Problems at the DuPage Housing Authority

As part of a story about corruption at the DuPage Housing Authority, the Chicago Tribune provides an update on the recent history of the organization:

But investigators have asked plenty of questions lately about how DuPage housing officials spend the $22 million in federal funds they get annually.

Since 2009, the U.S. Department of Housing and Urban Development has audited the DuPage Housing Authority three times, concluding the troubled agency violated numerous federal regulations and must pay back $10.75 million in misused tax money.

HUD has determined DuPage must repay that money to its Section 8 housing program because it didn’t allow competition for projects, failed to properly document whether many tenants were eligible to get subsidized rent, made inappropriate credit card purchases and, in some cases, overpaid benefits.

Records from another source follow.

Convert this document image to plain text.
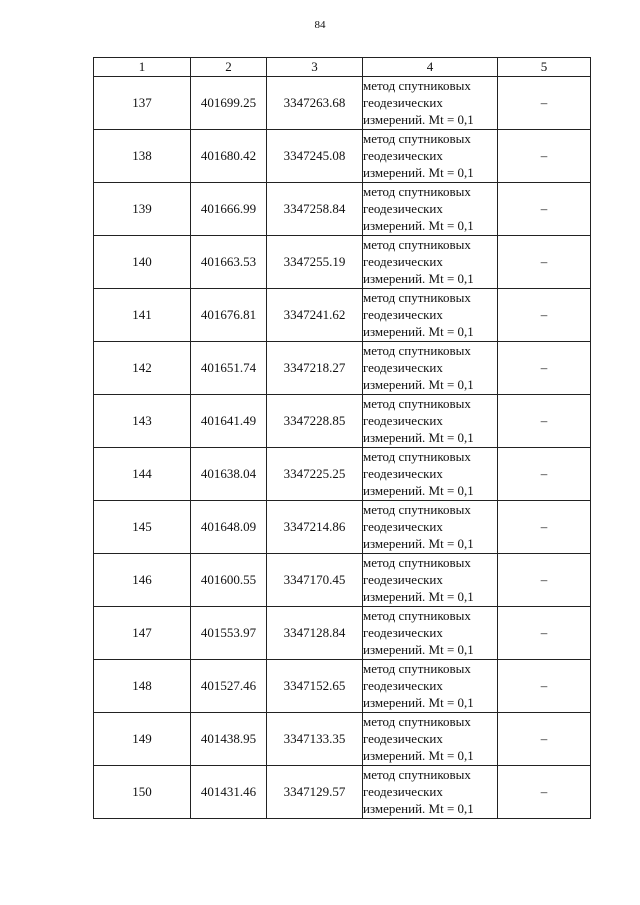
84
1	2	3	4	5
137	401699.25	3347263.68	метод спутниковых
геодезических
измерений. Mt = 0,1	–
138	401680.42	3347245.08	метод спутниковых
геодезических
измерений. Mt = 0,1	–
139	401666.99	3347258.84	метод спутниковых
геодезических
измерений. Mt = 0,1	–
140	401663.53	3347255.19	метод спутниковых
геодезических
измерений. Mt = 0,1	–
141	401676.81	3347241.62	метод спутниковых
геодезических
измерений. Mt = 0,1	–
142	401651.74	3347218.27	метод спутниковых
геодезических
измерений. Mt = 0,1	–
143	401641.49	3347228.85	метод спутниковых
геодезических
измерений. Mt = 0,1	–
144	401638.04	3347225.25	метод спутниковых
геодезических
измерений. Mt = 0,1	–
145	401648.09	3347214.86	метод спутниковых
геодезических
измерений. Mt = 0,1	–
146	401600.55	3347170.45	метод спутниковых
геодезических
измерений. Mt = 0,1	–
147	401553.97	3347128.84	метод спутниковых
геодезических
измерений. Mt = 0,1	–
148	401527.46	3347152.65	метод спутниковых
геодезических
измерений. Mt = 0,1	–
149	401438.95	3347133.35	метод спутниковых
геодезических
измерений. Mt = 0,1	–
150	401431.46	3347129.57	метод спутниковых
геодезических
измерений. Mt = 0,1	–
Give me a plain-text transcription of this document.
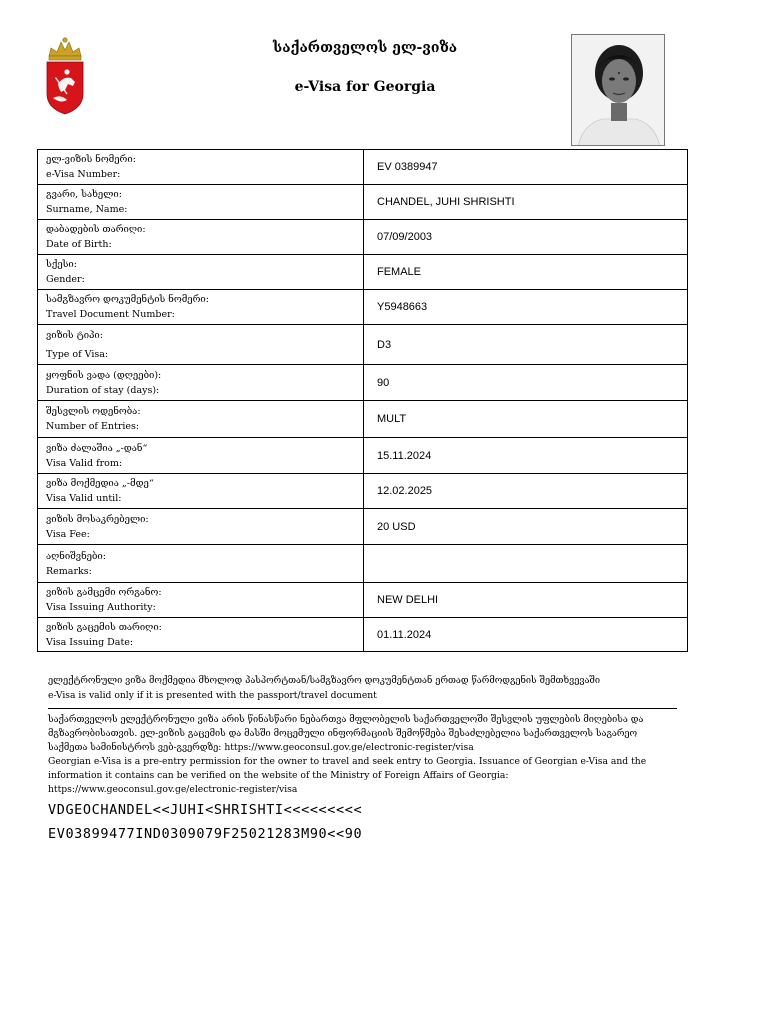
საქართველოს ელ-ვიზა
e-Visa for Georgia
ელ-ვიზის ნომერი:
e-Visa Number:	EV 0389947

გვარი, სახელი:
Surname, Name:	CHANDEL, JUHI SHRISHTI

დაბადების თარიღი:
Date of Birth:	07/09/2003

სქესი:
Gender:	FEMALE

სამგზავრო დოკუმენტის ნომერი:
Travel Document Number:	Y5948663

ვიზის ტიპი:
Type of Visa:	D3

ყოფნის ვადა (დღეები):
Duration of stay (days):	90

შესვლის ოდენობა:
Number of Entries:	MULT

ვიზა ძალაშია „-დან“
Visa Valid from:	15.11.2024

ვიზა მოქმედია „-მდე“
Visa Valid until:	12.02.2025

ვიზის მოსაკრებელი:
Visa Fee:	20 USD

აღნიშვნები:
Remarks:	

ვიზის გამცემი ორგანო:
Visa Issuing Authority:	NEW DELHI

ვიზის გაცემის თარიღი:
Visa Issuing Date:	01.11.2024
ელექტრონული ვიზა მოქმედია მხოლოდ პასპორტთან/სამგზავრო დოკუმენტთან ერთად წარმოდგენის შემთხვევაში
e-Visa is valid only if it is presented with the passport/travel document
საქართველოს ელექტრონული ვიზა არის წინასწარი ნებართვა მფლობელის საქართველოში შესვლის უფლების მიღებისა და მგზავრობისათვის. ელ-ვიზის გაცემის და მასში მოცემული ინფორმაციის შემოწმება შესაძლებელია საქართველოს საგარეო საქმეთა სამინისტროს ვებ-გვერდზე: https://www.geoconsul.gov.ge/electronic-register/visa
Georgian e-Visa is a pre-entry permission for the owner to travel and seek entry to Georgia. Issuance of Georgian e-Visa and the information it contains can be verified on the website of the Ministry of Foreign Affairs of Georgia: https://www.geoconsul.gov.ge/electronic-register/visa
VDGEOCHANDEL<<JUHI<SHRISHTI<<<<<<<<<
EV03899477IND0309079F25021283M90<<90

This is not a whole lot of federal money, particularly in a county with a population over 900,000 and a poverty rate of around 6% (this site has 2009 figures of a poverty rate of 6.5% and the 2008 Census had an estimate of 5.8%). But the DuPage Housing Authority has an interesting history. If I remember correctly from research I have done, the group was formed in the 1940s and had some federal money to work with. But by the early 1970s, the Housing Authority had not built any units within the county and HOPE, an organization now in Wheaton, sued the county for housing discrimination, primarily for exclusionary zoning practices. The court case, Hope v. County of DuPage (the 1983 version here), lasted for over a decade and here is a brief summary of the conclusion in a law textbook.  It is only within recent decades that the Housing Authority has developed units.

This is perhaps not too unusual considering the political conservatism of a county that has been solidly Republican since the the 1860s. But as the lawsuit from the early 1970s alleged, the county has continued to change: more immigrants and minorities have become residents, housing values went up, a number of communities limited construction of apartments, and there are a good number of lower-paying jobs in wealthier communities. Add this all up and there are affordable housing concerns within a wealthy county and this extends beyond the common suburban debate about “work-force” housing for essential government employees like teachers or policemen or providing cheaper housing for young graduates and/or older residents.